Vera trimmed the dead leaf off her violet. She had created this hybrid herself. The blooms were just beginning to bud, and she didn’t want anything to go wrong. She couldn’t wait to see how the flowers turned out.
She had chosen the parents of the hybrid carefully and nurtured the seedlings, giving them the right amount of water and sunlight. She wanted this plant to be perfect.
But it had taken a long time to bloom, which had concerned Vera at first. The plant had grown to maturity, full and thick with foliage, without one blossom springing forth. Even without the flowers, though, the plant was beautiful. The leaves were a dark green with red underneath. The red tinged the edges of the leaves, like blood clinging to a sharp blade.
When she finally saw those tiny buds poking out from beneath the center leaves, she was overjoyed. Everything was coming together nicely.
A couple weeks passed, and she watched the buds grow, sprouting forth from the dense foliage. There were several of them, each bud like a drop of oil—dark, black, and shiny. No one had ever made black violets before. This was going to be very special.
Vera had planned it out with precision, and now all that hard work was paying off. She was going to have the perfect gift.
Her next-door neighbor, Ron, had moved in almost a year ago. His first anniversary of coming to the neighborhood would be here soon, and Vera wanted to give him the housewarming gift he deserved.
When he’d moved in, he’d told the first people to see him—the lovely family across the street—to not bother with getting him anything.

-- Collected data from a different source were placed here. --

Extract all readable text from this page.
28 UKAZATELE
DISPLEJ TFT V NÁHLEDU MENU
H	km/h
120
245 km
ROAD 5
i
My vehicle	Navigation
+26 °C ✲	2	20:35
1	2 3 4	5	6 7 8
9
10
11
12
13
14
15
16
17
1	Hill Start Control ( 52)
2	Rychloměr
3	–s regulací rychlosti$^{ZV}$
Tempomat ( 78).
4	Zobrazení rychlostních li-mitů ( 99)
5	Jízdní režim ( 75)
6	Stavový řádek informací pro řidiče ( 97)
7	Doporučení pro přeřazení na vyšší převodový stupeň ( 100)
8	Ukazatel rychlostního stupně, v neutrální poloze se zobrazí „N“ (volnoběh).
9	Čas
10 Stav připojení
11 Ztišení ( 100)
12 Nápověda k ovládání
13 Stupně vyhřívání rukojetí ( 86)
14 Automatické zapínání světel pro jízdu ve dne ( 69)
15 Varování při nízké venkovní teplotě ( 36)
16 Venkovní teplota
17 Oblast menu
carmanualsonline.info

He’d grudgingly accepted the casserole they’d made for him, but Vera later saw it on his back stoop, his dog eating it.
His dog had also dug up Vera’s prized rose bushes. She’d been growing them for years. She didn’t blame the dog—dogs will do what dogs will do—but Ron let him roam the neighborhood, barking at children, digging up yards, and crapping all over the sidewalk. Ron had just laughed when Vera asked him to keep his dog to his own yard.

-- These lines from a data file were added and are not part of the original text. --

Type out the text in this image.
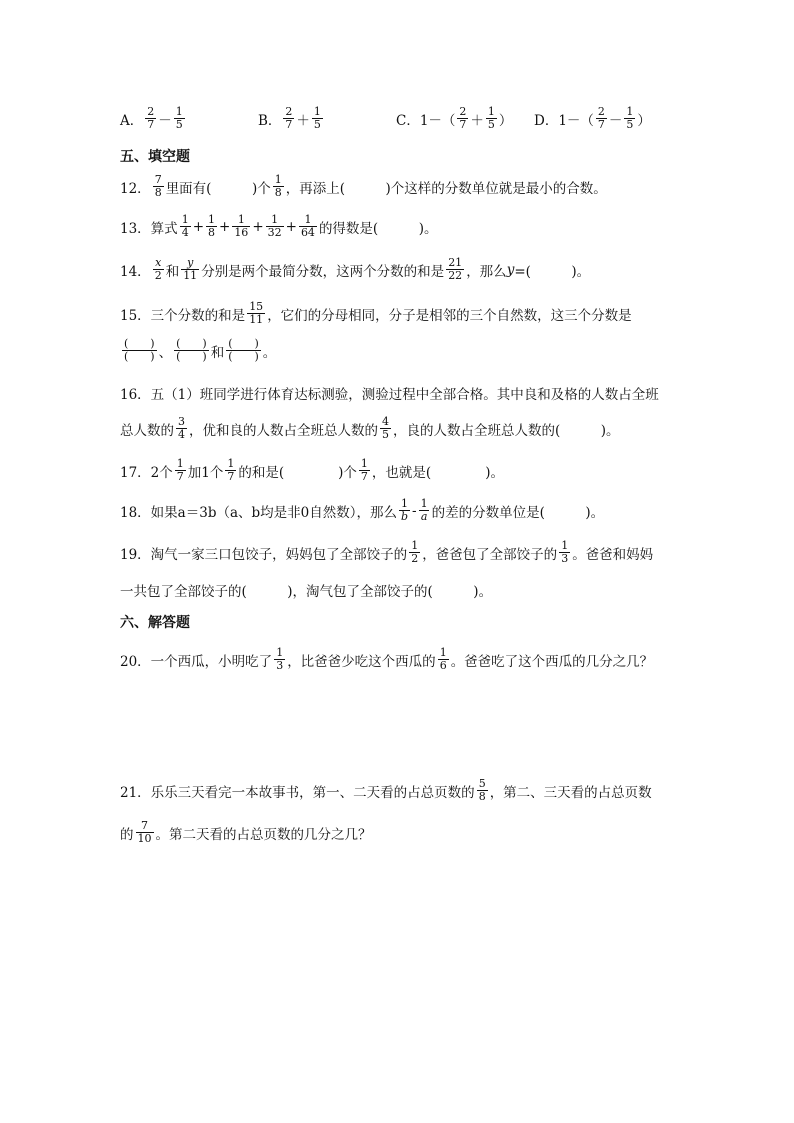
A． $\frac{2}{7} - \frac{1}{5}$	B． $\frac{2}{7} + \frac{1}{5}$	C．$1-( \frac{2}{7} + \frac{1}{5}$ ） D．$1-( \frac{2}{7} - \frac{1}{5}$ ）
五、填空题
12． $\frac{7}{8}$ 里面有(　　　)个 $\frac{1}{8}$ ，再添上(　　　)个这样的分数单位就是最小的合数。
13．算式 $\frac{1}{4} + \frac{1}{8} + \frac{1}{16} + \frac{1}{32} + \frac{1}{64}$ 的得数是(　　　)。
14． $\frac{x}{2}$ 和 $\frac{y}{11}$ 分别是两个最简分数，这两个分数的和是 $\frac{21}{22}$ ，那么 y =(　　　)。
15．三个分数的和是 $\frac{15}{11}$ ，它们的分母相同，分子是相邻的三个自然数，这三个分数是
$\frac{( )}{( )}$ 、 $\frac{( )}{( )}$ 和 $\frac{( )}{( )}$ 。
16．五（1）班同学进行体育达标测验，测验过程中全部合格。其中良和及格的人数占全班
总人数的 $\frac{3}{4}$ ，优和良的人数占全班总人数的 $\frac{4}{5}$ ，良的人数占全班总人数的(　　　)。
17．2个 $\frac{1}{7}$ 加1个 $\frac{1}{7}$ 的和是(　　　　)个 $\frac{1}{7}$ ，也就是(　　　　)。
18．如果a＝3b（a、b均是非0自然数），那么 $\frac{1}{b} - \frac{1}{a}$ 的差的分数单位是(　　　)。
19．淘气一家三口包饺子，妈妈包了全部饺子的 $\frac{1}{2}$ ，爸爸包了全部饺子的 $\frac{1}{3}$ 。爸爸和妈妈
一共包了全部饺子的(　　　)，淘气包了全部饺子的(　　　)。
六、解答题
20．一个西瓜，小明吃了 $\frac{1}{3}$ ，比爸爸少吃这个西瓜的 $\frac{1}{6}$ 。爸爸吃了这个西瓜的几分之几？
21．乐乐三天看完一本故事书，第一、二天看的占总页数的 $\frac{5}{8}$ ，第二、三天看的占总页数
的 $\frac{7}{10}$ 。第二天看的占总页数的几分之几？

And that was only the beginning.
When mail started to go missing from her mailbox, she’d known who it was. And when the Andersons’ car got sideswiped, she’d known who it was. Ron was not being very neighborly.

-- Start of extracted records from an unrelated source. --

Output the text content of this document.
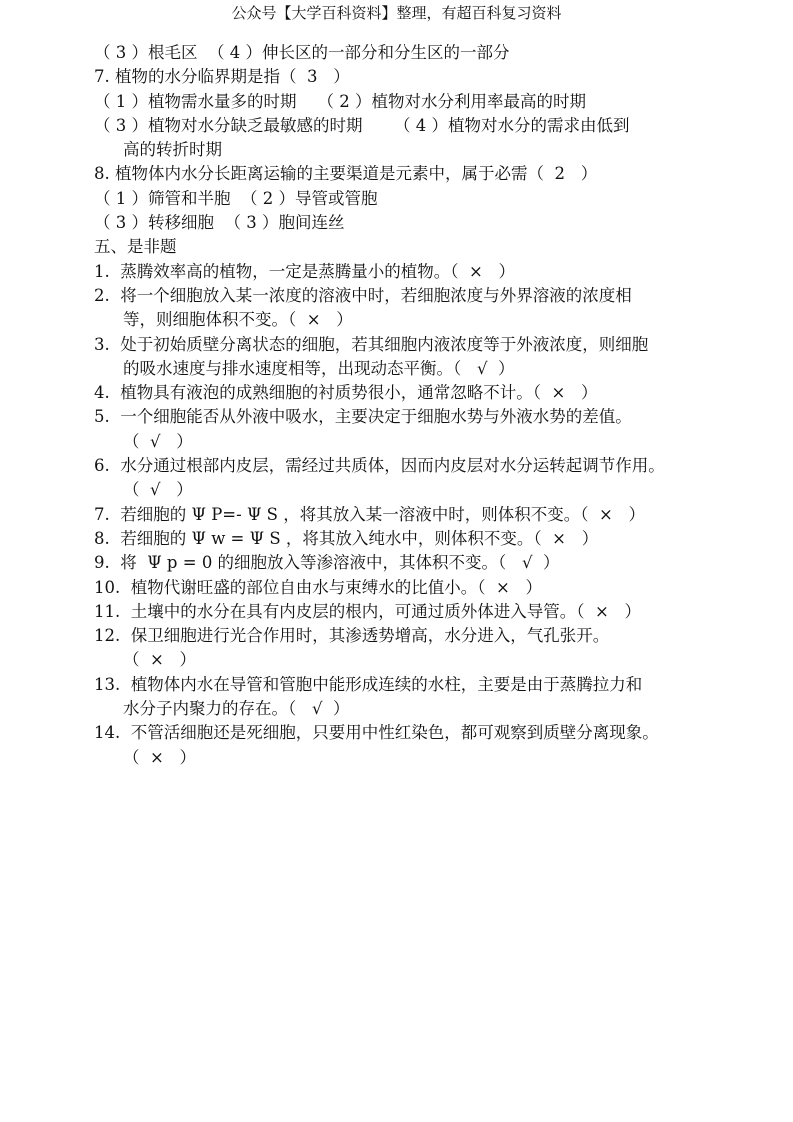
公众号【大学百科资料】整理，有超百科复习资料
（ 3 ）根毛区  （ 4 ）伸长区的一部分和分生区的一部分
7. 植物的水分临界期是指（  3   ）
（ 1 ）植物需水量多的时期    （ 2 ）植物对水分利用率最高的时期
（ 3 ）植物对水分缺乏最敏感的时期      （ 4 ）植物对水分的需求由低到
高的转折时期
8. 植物体内水分长距离运输的主要渠道是元素中，属于必需（  2   ）
（ 1 ）筛管和半胞  （ 2 ）导管或管胞
（ 3 ）转移细胞  （ 3 ）胞间连丝
五、是非题
1.  蒸腾效率高的植物，一定是蒸腾量小的植物。（  ×   ）
2.  将一个细胞放入某一浓度的溶液中时，若细胞浓度与外界溶液的浓度相
等，则细胞体积不变。（  ×   ）
3.  处于初始质壁分离状态的细胞，若其细胞内液浓度等于外液浓度，则细胞
的吸水速度与排水速度相等，出现动态平衡。（   √  ）
4.  植物具有液泡的成熟细胞的衬质势很小，通常忽略不计。（  ×   ）
5.  一个细胞能否从外液中吸水，主要决定于细胞水势与外液水势的差值。
（  √   ）
6.  水分通过根部内皮层，需经过共质体，因而内皮层对水分运转起调节作用。
（  √   ）
7.  若细胞的 Ψ P=- Ψ S ，将其放入某一溶液中时，则体积不变。（  ×   ）
8.  若细胞的 Ψ w = Ψ S ，将其放入纯水中，则体积不变。（  ×   ）
9.  将  Ψ p = 0 的细胞放入等渗溶液中，其体积不变。（   √  ）
10.  植物代谢旺盛的部位自由水与束缚水的比值小。（  ×   ）
11.  土壤中的水分在具有内皮层的根内，可通过质外体进入导管。（  ×   ）
12.  保卫细胞进行光合作用时，其渗透势增高，水分进入，气孔张开。
（  ×   ）
13.  植物体内水在导管和管胞中能形成连续的水柱，主要是由于蒸腾拉力和
水分子内聚力的存在。（   √  ）
14.  不管活细胞还是死细胞，只要用中性红染色，都可观察到质壁分离现象。
（  ×   ）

It wasn’t until he’d been there for several months, however, that Vera decided to create a brand-new violet hybrid, just for him.
Vera had woken late one night to someone screaming outside her window. She’d peeked through the blinds. Ron was yelling at his girlfriend. She was crying, her lip bleeding. Vera called the police, but Ron’s girlfriend insisted he hadn’t meant to hurt her. But Vera knew the truth.
Ever since, Ron glared at Vera whenever they crossed paths. She’d found an extra helping of his dog’s feces all over her front porch.
Vera wanted to fix what had been broken.
Now, it was time. The buds had blossomed. The flowers were as black as the buds had been, with a bright red center. The same red that tinged the leaves. It looked beautiful.
There was just one more thing.
Vera placed the mouse she had found in her kitchen in front of the violet. The mouse began to scurry away, but the flowers spat a red mist at it. The mouse collapsed on the tabletop. One of the red tinged leaves reached out and dragged the corpse toward the violet.
As the blooms opened wide, tearing the mouse apart, Vera smiled.
This was going to be the perfect gift.